Asymptotic normality of Laplacian coefficients of graphs

TL;DR

This paper demonstrates that Laplacian coefficients of various classes of graphs tend to follow a normal distribution when the graph size is large, with specific exceptions like complete graphs which follow a Poisson distribution.

Contribution

It establishes the asymptotic normality of Laplacian coefficients for several graph families and identifies cases with different limiting distributions.

Findings

Laplacian coefficients of paths, cycles, stars, wheels, and regular graphs are approximately normal.

Laplacian coefficients of complete and bipartite graphs are approximately Poisson.

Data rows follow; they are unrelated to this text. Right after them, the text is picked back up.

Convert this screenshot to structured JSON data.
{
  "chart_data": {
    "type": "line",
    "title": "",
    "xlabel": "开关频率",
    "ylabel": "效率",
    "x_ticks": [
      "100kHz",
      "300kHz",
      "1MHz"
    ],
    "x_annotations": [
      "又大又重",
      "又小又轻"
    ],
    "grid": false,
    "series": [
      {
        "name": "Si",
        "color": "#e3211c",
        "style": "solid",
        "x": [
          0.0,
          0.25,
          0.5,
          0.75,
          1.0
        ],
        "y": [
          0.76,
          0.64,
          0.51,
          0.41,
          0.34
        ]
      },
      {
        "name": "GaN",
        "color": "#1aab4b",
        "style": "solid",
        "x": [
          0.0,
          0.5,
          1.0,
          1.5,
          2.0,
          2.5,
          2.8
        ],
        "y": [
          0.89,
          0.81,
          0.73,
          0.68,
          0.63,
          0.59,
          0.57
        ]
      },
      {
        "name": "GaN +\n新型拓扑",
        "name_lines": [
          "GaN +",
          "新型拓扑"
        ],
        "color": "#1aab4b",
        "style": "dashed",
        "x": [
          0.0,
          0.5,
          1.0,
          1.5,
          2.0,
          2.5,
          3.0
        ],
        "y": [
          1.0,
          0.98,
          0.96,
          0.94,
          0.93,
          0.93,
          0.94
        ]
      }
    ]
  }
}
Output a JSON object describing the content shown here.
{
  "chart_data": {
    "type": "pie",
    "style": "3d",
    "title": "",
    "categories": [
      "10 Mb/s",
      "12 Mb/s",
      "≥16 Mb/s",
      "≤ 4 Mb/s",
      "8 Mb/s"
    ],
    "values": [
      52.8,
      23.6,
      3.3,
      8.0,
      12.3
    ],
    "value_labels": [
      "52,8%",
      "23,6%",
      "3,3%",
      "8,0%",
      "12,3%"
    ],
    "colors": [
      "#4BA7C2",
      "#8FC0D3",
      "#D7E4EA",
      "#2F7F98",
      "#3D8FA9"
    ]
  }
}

Normality holds when the number of edges is large relative to maximum degree.

Abstract

Let $G$ be a simple graph with $n$ vertices and let $$C(G;x)=\sum_{k=0}^n(-1)^{n-k}c(G,k)x^k$$ denote the Laplacian characteristic polynomial of $G$. Then if the size $|E(G)|$ is large compared to the maximum degree $\Delta(G)$, Laplacian coefficients $c(G,k)$ are approximately normally distributed (by central and local limit theorems). We show that Laplacian coefficients of the paths, the cycles, the stars, the wheels and regular graphs of degree $d$ are approximately normally distributed respectively. We also point out that Laplacian coefficients of the complete graphs and the complete bipartite graphs are approximately Poisson distributed respectively.